Pour ces investisseurs disposant de capitaux, la décision de parier repose généralement sur l'hypothèse que des financiers plus modestes ont déjà effectué leurs recherches sur la technologie dans laquelle ils investissent.
"Ils prennent la validation d'une tierce partie", a déclaré M. O'Mara.
Là encore, il s'agit d'un système basé sur la confiance : les investisseurs ont confiance dans le fait que ceux qui les précèdent savent ce qu'ils font.
Mais vu le grand nombre d'entreprises de la Silicon Valley qui vendent des produits prétendument nouveaux et de pointe dans des domaines beaucoup moins réglementés, la surveillance est moins stricte.
Aujourd'hui, la culture du "faire semblant jusqu'à ce qu'on y arrive" perdure, tout comme la culture répressive du secret et l'utilisation agressive des accords de confidentialité pour les employés.
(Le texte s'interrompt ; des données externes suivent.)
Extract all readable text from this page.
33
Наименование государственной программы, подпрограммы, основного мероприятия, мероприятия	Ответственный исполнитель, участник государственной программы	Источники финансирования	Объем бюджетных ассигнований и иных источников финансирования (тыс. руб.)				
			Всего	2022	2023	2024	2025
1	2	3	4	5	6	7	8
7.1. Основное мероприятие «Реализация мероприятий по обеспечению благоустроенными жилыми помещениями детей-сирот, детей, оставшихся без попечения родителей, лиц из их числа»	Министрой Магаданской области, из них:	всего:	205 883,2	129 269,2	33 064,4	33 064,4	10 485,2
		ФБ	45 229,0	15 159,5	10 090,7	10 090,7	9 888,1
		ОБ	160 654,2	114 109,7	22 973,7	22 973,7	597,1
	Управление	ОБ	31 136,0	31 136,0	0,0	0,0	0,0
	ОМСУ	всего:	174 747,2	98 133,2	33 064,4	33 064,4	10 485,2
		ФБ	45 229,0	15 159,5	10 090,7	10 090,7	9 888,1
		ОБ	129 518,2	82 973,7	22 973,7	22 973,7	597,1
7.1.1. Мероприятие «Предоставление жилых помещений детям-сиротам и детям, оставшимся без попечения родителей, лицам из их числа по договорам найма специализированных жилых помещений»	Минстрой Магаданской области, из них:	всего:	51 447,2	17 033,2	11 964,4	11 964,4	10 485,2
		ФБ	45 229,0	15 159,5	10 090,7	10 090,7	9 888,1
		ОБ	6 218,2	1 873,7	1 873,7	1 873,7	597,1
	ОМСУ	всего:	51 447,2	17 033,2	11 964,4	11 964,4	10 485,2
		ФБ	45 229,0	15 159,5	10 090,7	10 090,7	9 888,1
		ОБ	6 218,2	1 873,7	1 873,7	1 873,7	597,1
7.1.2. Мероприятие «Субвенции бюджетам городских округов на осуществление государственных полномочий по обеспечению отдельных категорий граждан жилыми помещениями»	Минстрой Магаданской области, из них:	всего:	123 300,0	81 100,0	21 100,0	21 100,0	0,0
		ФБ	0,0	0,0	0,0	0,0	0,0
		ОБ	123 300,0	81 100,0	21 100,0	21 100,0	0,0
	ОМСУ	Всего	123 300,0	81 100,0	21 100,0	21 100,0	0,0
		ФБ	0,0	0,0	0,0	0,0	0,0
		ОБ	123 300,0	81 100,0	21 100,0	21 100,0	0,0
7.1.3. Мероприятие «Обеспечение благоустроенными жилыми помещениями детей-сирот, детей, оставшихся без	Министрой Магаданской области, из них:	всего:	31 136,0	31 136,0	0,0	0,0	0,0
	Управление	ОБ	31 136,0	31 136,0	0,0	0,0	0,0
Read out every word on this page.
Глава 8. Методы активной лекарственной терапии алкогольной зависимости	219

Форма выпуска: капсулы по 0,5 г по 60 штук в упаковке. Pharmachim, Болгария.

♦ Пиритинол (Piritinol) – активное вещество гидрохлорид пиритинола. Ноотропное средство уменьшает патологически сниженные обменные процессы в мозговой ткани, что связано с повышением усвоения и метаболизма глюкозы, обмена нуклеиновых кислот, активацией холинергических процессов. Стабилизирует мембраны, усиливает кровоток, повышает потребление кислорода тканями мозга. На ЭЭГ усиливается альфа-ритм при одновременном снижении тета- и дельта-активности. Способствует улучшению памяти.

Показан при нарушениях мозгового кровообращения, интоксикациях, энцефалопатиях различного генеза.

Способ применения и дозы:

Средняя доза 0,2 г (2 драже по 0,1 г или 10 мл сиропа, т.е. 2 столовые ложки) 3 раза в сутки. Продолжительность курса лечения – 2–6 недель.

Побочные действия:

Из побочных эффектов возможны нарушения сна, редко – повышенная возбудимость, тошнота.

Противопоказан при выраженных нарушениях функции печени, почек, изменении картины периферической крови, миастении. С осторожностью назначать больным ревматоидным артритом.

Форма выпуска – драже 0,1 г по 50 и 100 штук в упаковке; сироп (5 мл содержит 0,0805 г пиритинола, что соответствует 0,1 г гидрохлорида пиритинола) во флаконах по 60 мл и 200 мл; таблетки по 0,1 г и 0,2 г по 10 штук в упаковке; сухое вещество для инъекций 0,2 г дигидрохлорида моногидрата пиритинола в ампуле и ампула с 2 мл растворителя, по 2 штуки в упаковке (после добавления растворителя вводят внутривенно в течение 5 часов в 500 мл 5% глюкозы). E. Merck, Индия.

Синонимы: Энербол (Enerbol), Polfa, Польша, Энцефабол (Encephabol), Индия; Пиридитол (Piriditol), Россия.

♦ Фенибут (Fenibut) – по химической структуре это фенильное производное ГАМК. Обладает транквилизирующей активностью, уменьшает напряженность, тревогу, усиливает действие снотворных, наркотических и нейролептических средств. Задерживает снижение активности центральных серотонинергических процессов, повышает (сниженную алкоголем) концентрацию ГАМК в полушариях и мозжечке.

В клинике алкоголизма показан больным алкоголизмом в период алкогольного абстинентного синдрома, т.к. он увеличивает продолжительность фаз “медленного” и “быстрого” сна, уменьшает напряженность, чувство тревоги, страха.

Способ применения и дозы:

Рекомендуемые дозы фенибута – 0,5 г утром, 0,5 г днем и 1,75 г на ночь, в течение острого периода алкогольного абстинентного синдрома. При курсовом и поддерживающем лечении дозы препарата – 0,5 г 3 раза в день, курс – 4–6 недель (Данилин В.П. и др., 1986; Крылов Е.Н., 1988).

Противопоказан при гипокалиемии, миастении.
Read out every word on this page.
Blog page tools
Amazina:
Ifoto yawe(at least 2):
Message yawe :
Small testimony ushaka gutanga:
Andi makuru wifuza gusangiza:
C'est un modèle qui a ses avantages et qui permet de produire des entreprises extrêmement précieuses et parfois innovantes.
Mais cela signifie également que les ingrédients sont toujours en place pour un autre scandale de type Theranos.
* Cette note avait initialement été publiée le 13 septembre 2021 et mise à jour le 3 janvier 2022 après le verdict contre Elizabeth Holmes.